Regulamin jest ogólnie dostępny i mimo że z PZMotem mamy nie wiele wspólnego można go w całości zainportować do celów 4x4 i przedstawiać że chce się zrobić imprezę zgodną z parametrami PZMotu.

: pn 27 gru, 2010
autor: Tanto
Widzę że bycie 'eko' jest coraz bardziej 'trendy' :-P
Na początku grudnia Międzynarodowa Federacja Samochodowa (FIA) ogłosiła, że od 2013 silniki będą zmniejszone z obecnych 2,4-litra V8s, do czterocylindrowych, o pojemności 1,6 litra, wzmocnionych turbosprężarką. Poza tym wejdzie w życie przepis o ograniczeniu ich obrotów do 12 000 na minutę. Ma być także stosowany hybrydowy system odzyskiwania energii kinetycznej (KERS).

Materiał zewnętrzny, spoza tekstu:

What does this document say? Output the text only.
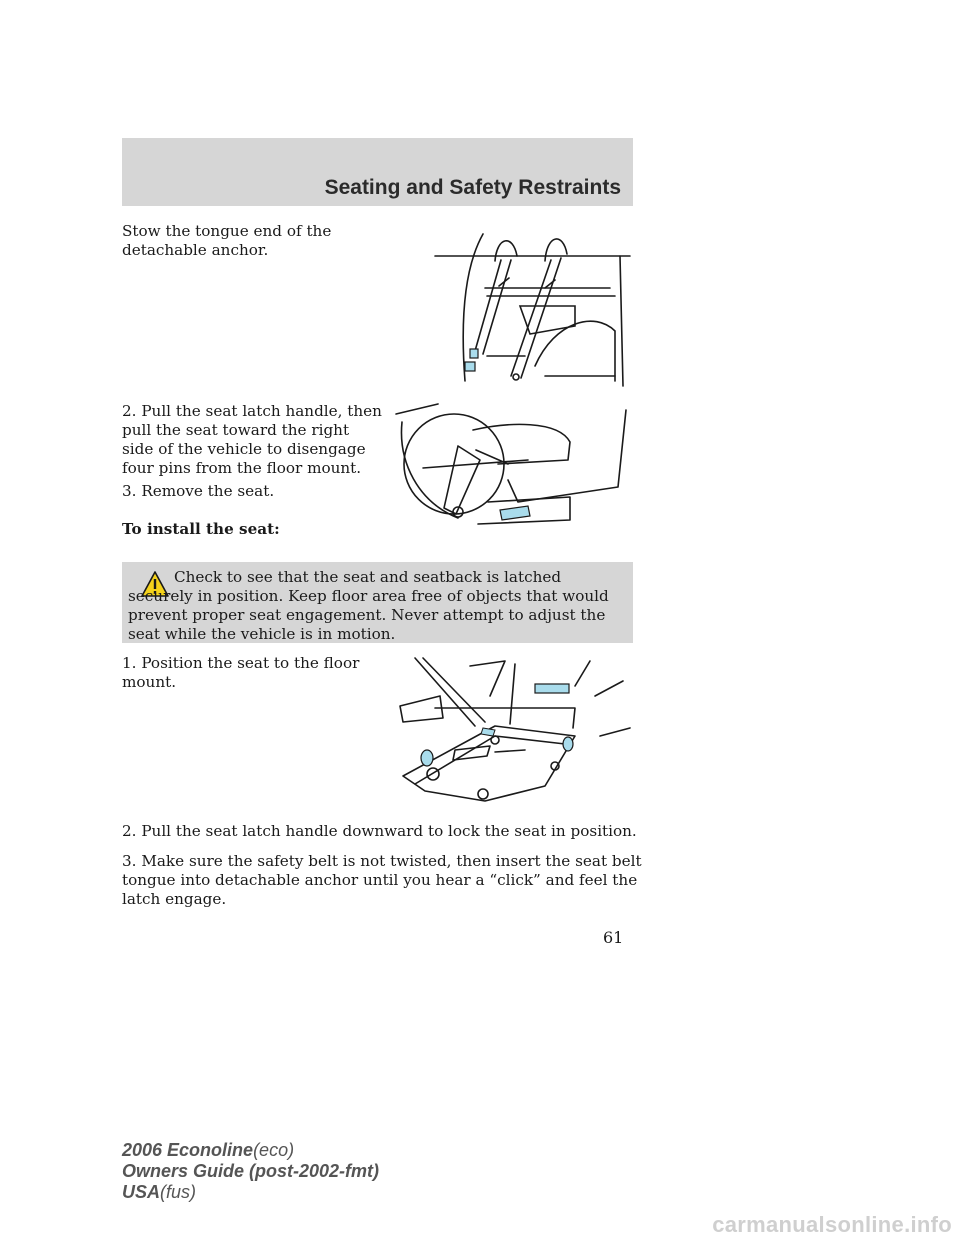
Seating and Safety Restraints

Stow the tongue end of the detachable anchor.

2. Pull the seat latch handle, then pull the seat toward the right side of the vehicle to disengage four pins from the floor mount.

3. Remove the seat.

To install the seat:

Check to see that the seat and seatback is latched securely in position. Keep floor area free of objects that would prevent proper seat engagement. Never attempt to adjust the seat while the vehicle is in motion.

1. Position the seat to the floor mount.

2. Pull the seat latch handle downward to lock the seat in position.

3. Make sure the safety belt is not twisted, then insert the seat belt tongue into detachable anchor until you hear a “click” and feel the latch engage.

61
2006 Econoline(eco)
Owners Guide (post-2002-fmt)
USA(fus)
carmanualsonline.info
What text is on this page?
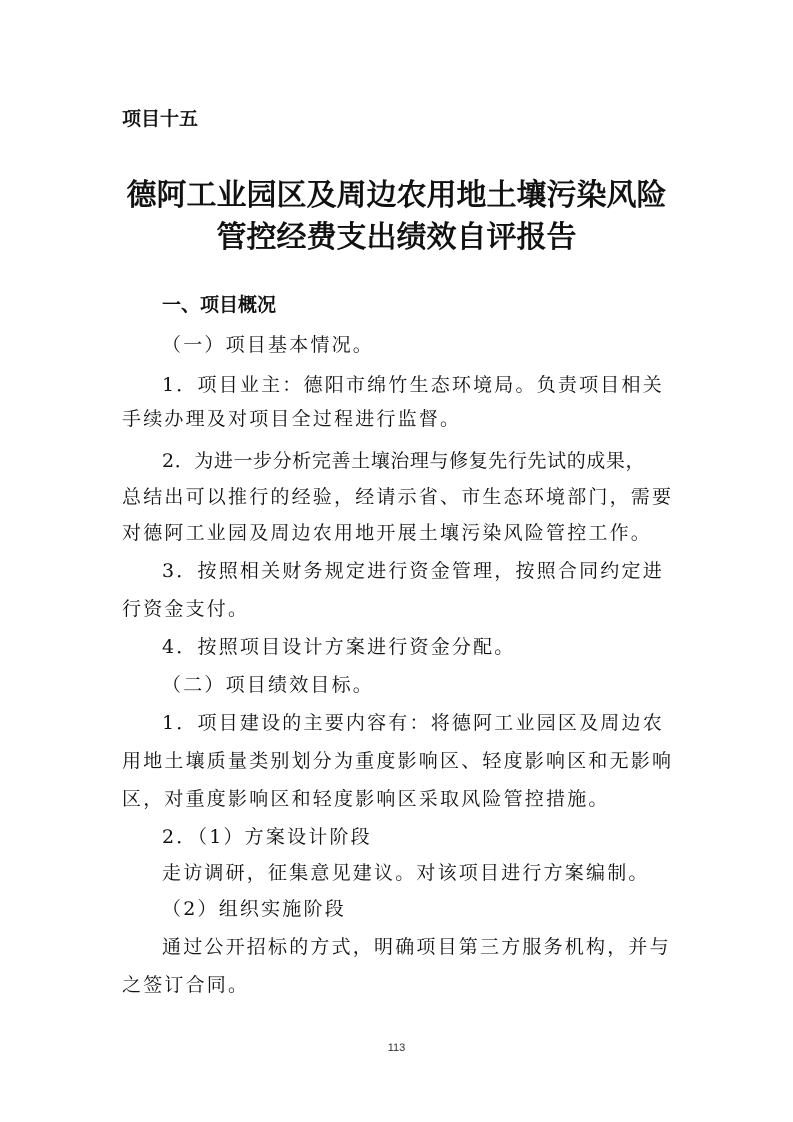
项目十五
德阿工业园区及周边农用地土壤污染风险
管控经费支出绩效自评报告
一、项目概况
（一）项目基本情况。
1．项目业主：德阳市绵竹生态环境局。负责项目相关
手续办理及对项目全过程进行监督。
2．为进一步分析完善土壤治理与修复先行先试的成果，
总结出可以推行的经验，经请示省、市生态环境部门，需要
对德阿工业园及周边农用地开展土壤污染风险管控工作。
3．按照相关财务规定进行资金管理，按照合同约定进
行资金支付。
4．按照项目设计方案进行资金分配。
（二）项目绩效目标。
1．项目建设的主要内容有：将德阿工业园区及周边农
用地土壤质量类别划分为重度影响区、轻度影响区和无影响
区，对重度影响区和轻度影响区采取风险管控措施。
2．（1）方案设计阶段
走访调研，征集意见建议。对该项目进行方案编制。
（2）组织实施阶段
通过公开招标的方式，明确项目第三方服务机构，并与
之签订合同。
113
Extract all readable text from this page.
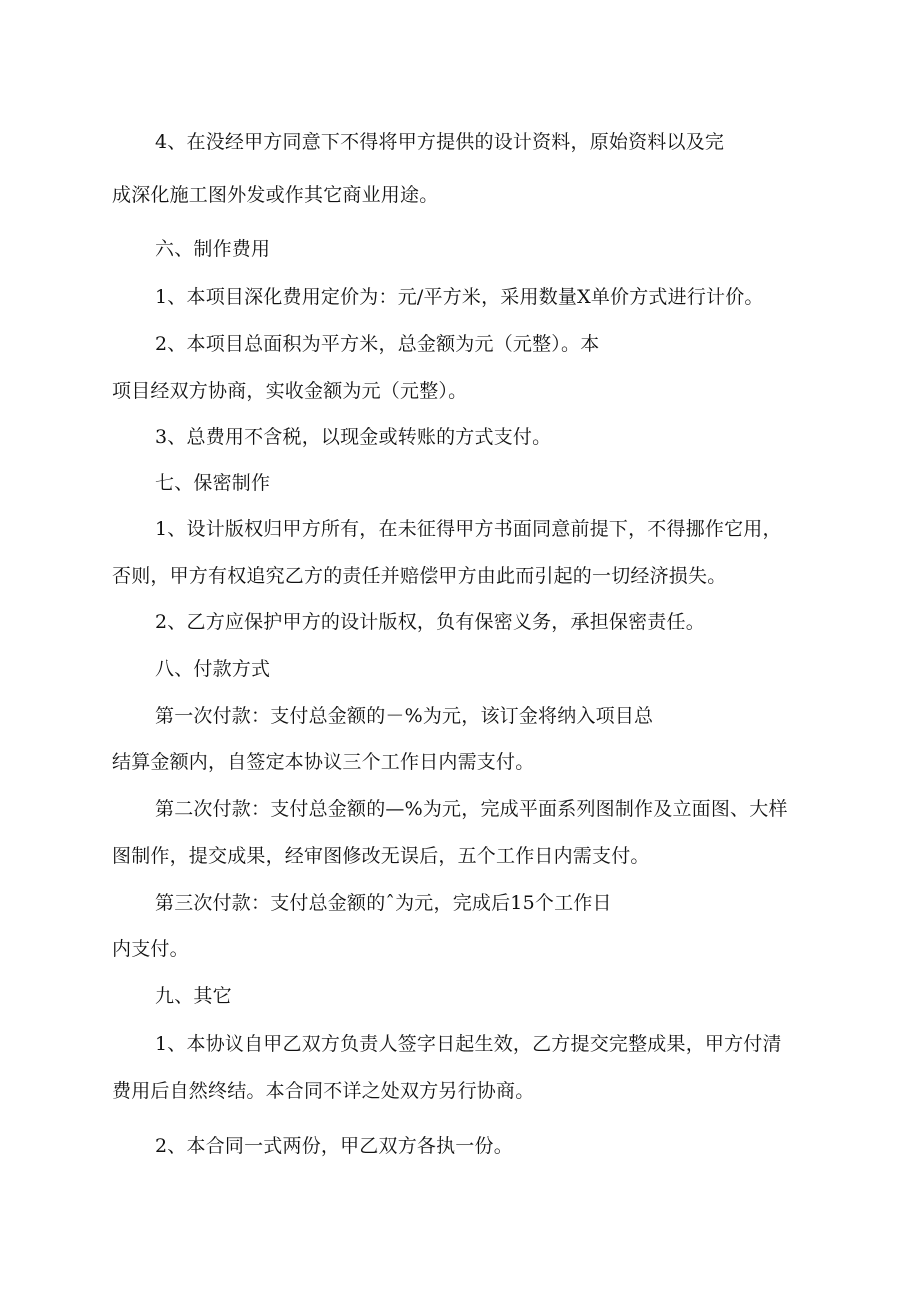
4、在没经甲方同意下不得将甲方提供的设计资料，原始资料以及完
成深化施工图外发或作其它商业用途。
六、制作费用
1、本项目深化费用定价为：元/平方米，采用数量X单价方式进行计价。
2、本项目总面积为平方米，总金额为元（元整）。本
项目经双方协商，实收金额为元（元整）。
3、总费用不含税，以现金或转账的方式支付。
七、保密制作
1、设计版权归甲方所有，在未征得甲方书面同意前提下，不得挪作它用，
否则，甲方有权追究乙方的责任并赔偿甲方由此而引起的一切经济损失。
2、乙方应保护甲方的设计版权，负有保密义务，承担保密责任。
八、付款方式
第一次付款：支付总金额的－%为元，该订金将纳入项目总
结算金额内，自签定本协议三个工作日内需支付。
第二次付款：支付总金额的—%为元，完成平面系列图制作及立面图、大样
图制作，提交成果，经审图修改无误后，五个工作日内需支付。
第三次付款：支付总金额的ˆ为元，完成后15个工作日
内支付。
九、其它
1、本协议自甲乙双方负责人签字日起生效，乙方提交完整成果，甲方付清
费用后自然终结。本合同不详之处双方另行协商。
2、本合同一式两份，甲乙双方各执一份。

"Formuła 1 musi się przyjrzeć sobie i powiedzieć: będziemy bardziej odpowiedzialni, jeśli chodzi o środowisko naturalne. Formuła 1 będzie liderem ekologicznej technologii" - powiedział właściciel Team Lotus Tony Fernandes, którego samochody polakierowano na "modny", zielony kolor.
...
Wszystkie te zmiany są częścią strategii, którą z determinacją chce wprowadzać do Formuły 1 były szef teamu Ferrari, a obecnie prezydent FIA Jean Todt. Chciałby on zmienić przestarzały wizerunek F1 jako sportu "pożerającego jak smok paliwo i palącego w silnikach stosy banknotów, jak w piecu".
...
Misją Todta jest przyspieszenie tych przyjaznych środowisku tendencji. -
Przyznał jednak, że zmiany, których jest zwolennikiem, mają głównie na celu postawienie w lepszym świetle F1, postrzeganej dotąd powszechnie jako sport "marnotrawny".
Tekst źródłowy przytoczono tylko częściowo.